DeepMind ProEval for GenAI Evaluation — Open-source framework that reduces generative AI evaluation costs while identifying failure modes using surrogate models and transfer learning across benchmarks.
⚡ Quick Bits
Reverse Engineering With AI Unearths High-Severity GitHub Bug — GitHub disclosed CVE-2026-3854, a high-severity remote code execution vulnerability in GitHub Enterprise Server, discovered via AI-assisted reverse engineering of git push options.
OpenAI Codex System Prompt Includes Explicit Directive to “Never Talk About Goblins” — OpenAI appears to be fighting a new failure mode in GPT-5.1 where the model focuses on goblins in unrelated conversations. The Codex system prompt now explicitly prohibits it. The team traced the quirk to reward signals from personality tuning — small incentives shaping model behavior in unexpected directions.
China Blocks Meta Manus Acquisition — China halted Meta’s $2B acquisition of agentic AI startup Manus, ordering the deal unwound after a months-long regulatory probe. Complicates Meta’s push into AI agents.
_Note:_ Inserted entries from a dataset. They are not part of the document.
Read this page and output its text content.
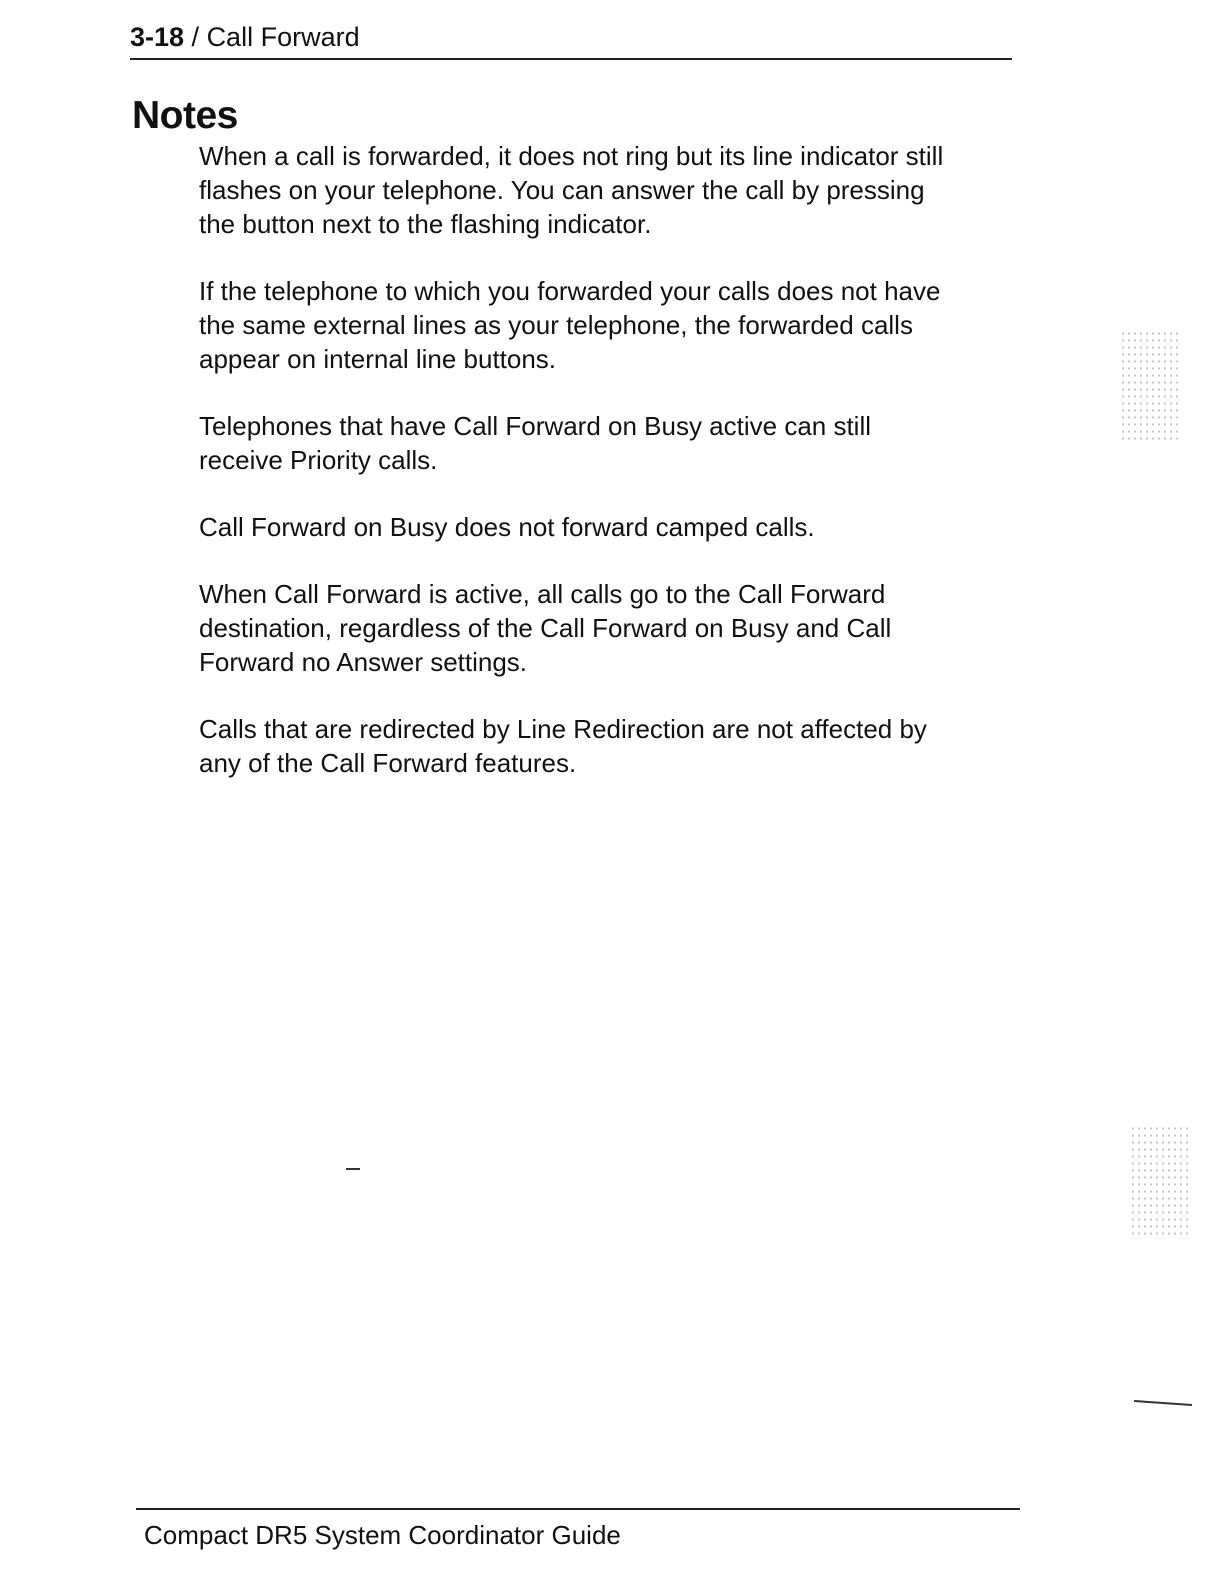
3-18 / Call Forward
Notes

When a call is forwarded, it does not ring but its line indicator still
flashes on your telephone. You can answer the call by pressing
the button next to the flashing indicator.

If the telephone to which you forwarded your calls does not have
the same external lines as your telephone, the forwarded calls
appear on internal line buttons.

Telephones that have Call Forward on Busy active can still
receive Priority calls.

Call Forward on Busy does not forward camped calls.

When Call Forward is active, all calls go to the Call Forward
destination, regardless of the Call Forward on Busy and Call
Forward no Answer settings.

Calls that are redirected by Line Redirection are not affected by
any of the Call Forward features.

Compact DR5 System Coordinator Guide
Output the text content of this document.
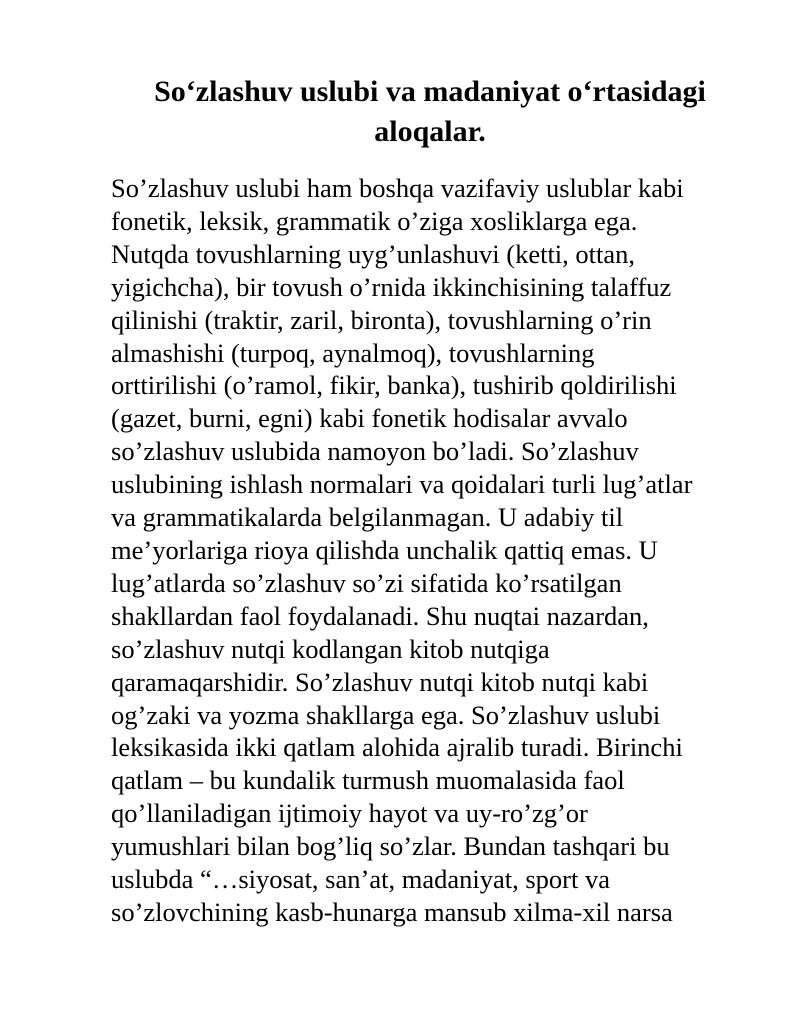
So‘zlashuv uslubi va madaniyat o‘rtasidagi
aloqalar.
So’zlashuv uslubi ham boshqa vazifaviy uslublar kabi
fonetik, leksik, grammatik o’ziga xosliklarga ega.
Nutqda tovushlarning uyg’unlashuvi (ketti, ottan,
yigichcha), bir tovush o’rnida ikkinchisining talaffuz
qilinishi (traktir, zaril, bironta), tovushlarning o’rin
almashishi (turpoq, aynalmoq), tovushlarning
orttirilishi (o’ramol, fikir, banka), tushirib qoldirilishi
(gazet, burni, egni) kabi fonetik hodisalar avvalo
so’zlashuv uslubida namoyon bo’ladi. So’zlashuv
uslubining ishlash normalari va qoidalari turli lug’atlar
va grammatikalarda belgilanmagan. U adabiy til
me’yorlariga rioya qilishda unchalik qattiq emas. U
lug’atlarda so’zlashuv so’zi sifatida ko’rsatilgan
shakllardan faol foydalanadi. Shu nuqtai nazardan,
so’zlashuv nutqi kodlangan kitob nutqiga
qaramaqarshidir. So’zlashuv nutqi kitob nutqi kabi
og’zaki va yozma shakllarga ega. So’zlashuv uslubi
leksikasida ikki qatlam alohida ajralib turadi. Birinchi
qatlam – bu kundalik turmush muomalasida faol
qo’llaniladigan ijtimoiy hayot va uy-ro’zg’or
yumushlari bilan bog’liq so’zlar. Bundan tashqari bu
uslubda “…siyosat, san’at, madaniyat, sport va
so’zlovchining kasb-hunarga mansub xilma-xil narsa
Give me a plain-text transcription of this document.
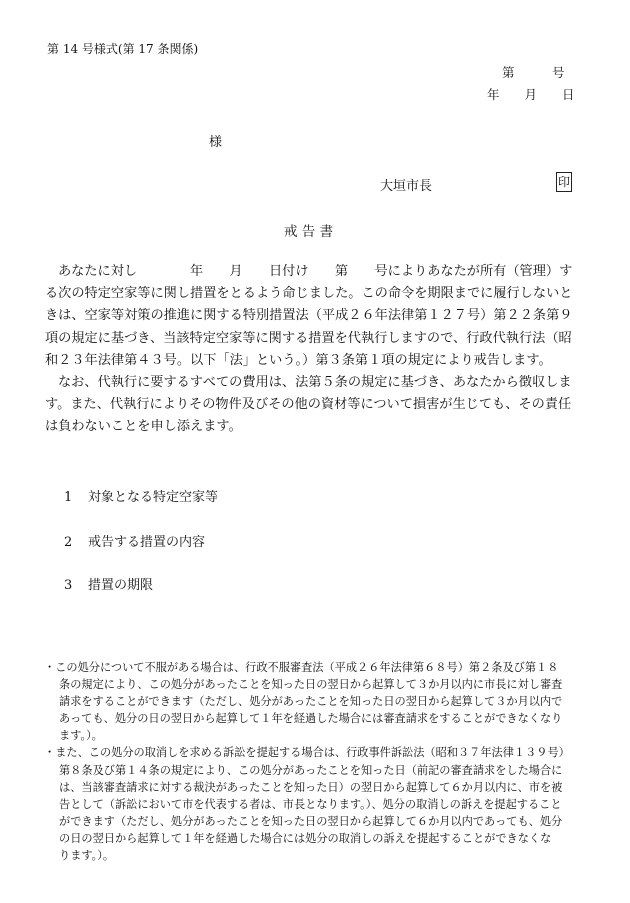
第 14 号様式(第 17 条関係)
第　　　号
年　　月　　日
様
大垣市長	印
戒 告 書

あなたに対し　　　　年　　月　　日付け　　第　　号によりあなたが所有（管理）す
る次の特定空家等に関し措置をとるよう命じました。この命令を期限までに履行しないと
きは、空家等対策の推進に関する特別措置法（平成２６年法律第１２７号）第２２条第９
項の規定に基づき、当該特定空家等に関する措置を代執行しますので、行政代執行法（昭
和２３年法律第４３号。以下「法」という。）第３条第１項の規定により戒告します。

なお、代執行に要するすべての費用は、法第５条の規定に基づき、あなたから徴収しま
す。また、代執行によりその物件及びその他の資材等について損害が生じても、その責任
は負わないことを申し添えます。

1 対象となる特定空家等
2 戒告する措置の内容
3 措置の期限
・この処分について不服がある場合は、行政不服審査法（平成２６年法律第６８号）第２条及び第１８
条の規定により、この処分があったことを知った日の翌日から起算して３か月以内に市長に対し審査
請求をすることができます（ただし、処分があったことを知った日の翌日から起算して３か月以内で
あっても、処分の日の翌日から起算して１年を経過した場合には審査請求をすることができなくなり
ます。）。
・また、この処分の取消しを求める訴訟を提起する場合は、行政事件訴訟法（昭和３７年法律１３９号）
第８条及び第１４条の規定により、この処分があったことを知った日（前記の審査請求をした場合に
は、当該審査請求に対する裁決があったことを知った日）の翌日から起算して６か月以内に、市を被
告として（訴訟において市を代表する者は、市長となります。）、処分の取消しの訴えを提起すること
ができます（ただし、処分があったことを知った日の翌日から起算して６か月以内であっても、処分
の日の翌日から起算して１年を経過した場合には処分の取消しの訴えを提起することができなくな
ります。）。
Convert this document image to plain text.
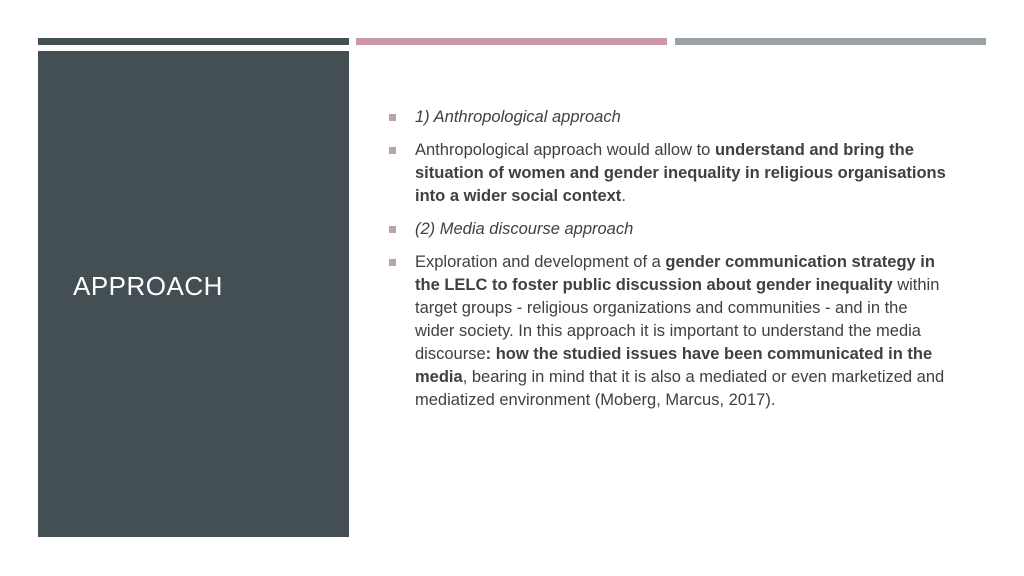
APPROACH
1) Anthropological approach
Anthropological approach would allow to understand and bring the situation of women and gender inequality in religious organisations into a wider social context.
(2) Media discourse approach
Exploration and development of a gender communication strategy in the LELC to foster public discussion about gender inequality within target groups - religious organizations and communities - and in the wider society. In this approach it is important to understand the media discourse: how the studied issues have been communicated in the media, bearing in mind that it is also a mediated or even marketized and mediatized environment (Moberg, Marcus, 2017).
DeepSeek Cuts V4-Pro Prices by 75% — DeepSeek slashed V4-Pro pricing 75% and cut input cache hit costs by 90%, maintaining competitive pressure on US frontier labs in a tense geopolitical backdrop.
GPU Spot Prices Surge 114% in Six Weeks — NVIDIA’s B200 rental price hit $4.95/hour, up 114%, driven by GPT-5.5 demand. The supply crunch is expected to worsen next year.
Former Google DeepMind Researcher’s AI Startup Raises Record $1.1B Seed — David Silver, former DeepMind RL lead, raised a record seed round for a superintelligence-focused startup. Backed by Nvidia and Google.
Google Grants DoD Broad AI Access — Google agreed to provide the US Department of Defense access to its AI on classified networks for broad lawful uses, after Anthropic declined a similar arrangement.
Ex-Twitter CEO’s AI Startup Raises at $2B Valuation — Parallel Web Systems, founded by Parag Agrawal, raised funds for a platform enabling AI agents to search the web.
AI Has Made Memory Chips One of the World’s Most Profitable Products — Samsung reported Q1 net profit equivalent to $30B+, blowing away its prior quarterly record. The supply crunch is expected to grow worse next year.
Cohere and Aleph Alpha Join Forces — Cohere and Aleph Alpha are partnering to create a sovereign, enterprise-grade AI alternative combining Canadian scale with German research expertise.
Meta’s Loss Is Thinking Machines’ Gain — Thinking Machines Lab has been hiring more from Meta than any other single employer. It just signed a multibillion-dollar cloud deal with Google for access to GB300 chips.
📌 Deep Dives
The World Can’t Keep Up With AI Labs — Coding agents are the first AI product people are paying for at volume and regularly. But compute demand is now growing faster than anyone can build it out. The industry isn’t ready for the agent boom. The most obvious moves for AI labs: cut limits, raise prices. Worth reading for the infrastructure constraint framing.
The Moat or the Commons — American AI was financed on the bet that frontier models would be the next great monopoly business. That assumption is breaking as open-weight models commoditize the capability that the private moat was supposed to protect. The gap between open and closed frontiers is closing. Countries and companies face the same question: subsidize the private moat or the open commons?
Opus 4.7’s New Tokenizer: What It Actually Costs — Anthropic improved Opus 4.7’s input understanding with a new tokenizer. The model price hasn’t changed, but the same inputs now cost 12–27% more than previous models, except for short prompts which became more cost-efficient. If you’re running Opus at scale, measure your token counts before assuming cost parity.
Your AI Might Be Lying to Your Boss — It’s very hard to measure AI’s contribution to a codebase. The best use cases often produce no code at all — just better decisions. Lines of code isn’t a good proxy for code quality, and it’s hard to separate engineer work from model output. The bias appears to be toward reporting higher AI percentages, which is useful for AI companies but can skew incentives.